Confetti: a poignant if formulaic medical drama
Drawn from writer/director Ann Hu’s own experience, Confetti manages to downplay its own contrivances to deliver a moving film about a dyslexic girl named Meimei and her illiterate mother, who relocate from China to New York to find treatment for Meimei.
Confetti is evidently well aware of the obligations that fall upon films about childhood health and parental anguish, the basic template and plot delivery tactics invoked by the kind of disability-of-the-week shows that were once so common to US network television. Templates often work, though – even the ones that work up a soap-opera froth.
Confetti’s plot centres around preternaturally winsome nine-year-old Meimei (Harmonie He), whose inability to correctly read or write leads visiting American teacher Thomas (George Christopher) to suspect that she is dyslexic. The school’s headteacher, clearly in the business of delivering standardised classes and under the impression that dyslexia might be a dangerous communicable disease, offers no help, so Meimei’s mother Lan (Zhu Zhu) relocates – with somewhat unconvincing ease – to New York, where she begins seeking treatment. Their very first point of contact is author Helen (Amy Irving), who turns out to be exactly the kind of flinty maverick such a mission requires – a bruised campaigner not just in need of her own emotional rescue after the loss of a child, but wheelchair-bound to boot.
The film’s central tensions are revealed early, in order to draw audience empathy as directly as possible, and the political and cultural obstacles faced by the characters in their native China are framed only briefly before said characters relocate to the US, where medical dilemmas centring around the constraints imposed by money or resources will be familiar to viewers, and clinic doors will open if you just keep on keeping on.
Drawn from writer/director Ann Hu’s own experience, Confetti tries hard to downplay its own contrivances and takes care not to obscure our view of the actors or their faces, which is where most of the action is.
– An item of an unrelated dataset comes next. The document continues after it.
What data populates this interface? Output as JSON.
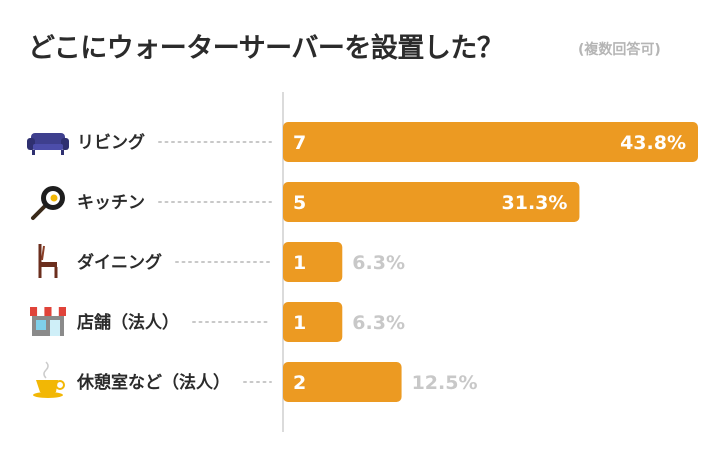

The film relies heavily on Lan’s commitment to Meimei, and on her rising despair while also attempting to navigate her own situation as an immigrant with a low-paying job; in other words, it relies on Zhu to convey all this without tipping into wholesale pathos. It’s a close-run thing, especially since the story reveals that Lan is herself illiterate and has never been able to read or write in her own language. She sends voice messages rather than texts to her husband, kidding herself that he hasn’t spotted it. The parallels this duly opens up between mother and daughter conjure a few universal parental torments (“she is going to be a waste, like me,” moans Lan at one point) potent enough for their shadows to remain after the film’s last-minute breakthroughs and fortuitous coincidences have faded.
► Confetti is in UK cinemas from tomorrow.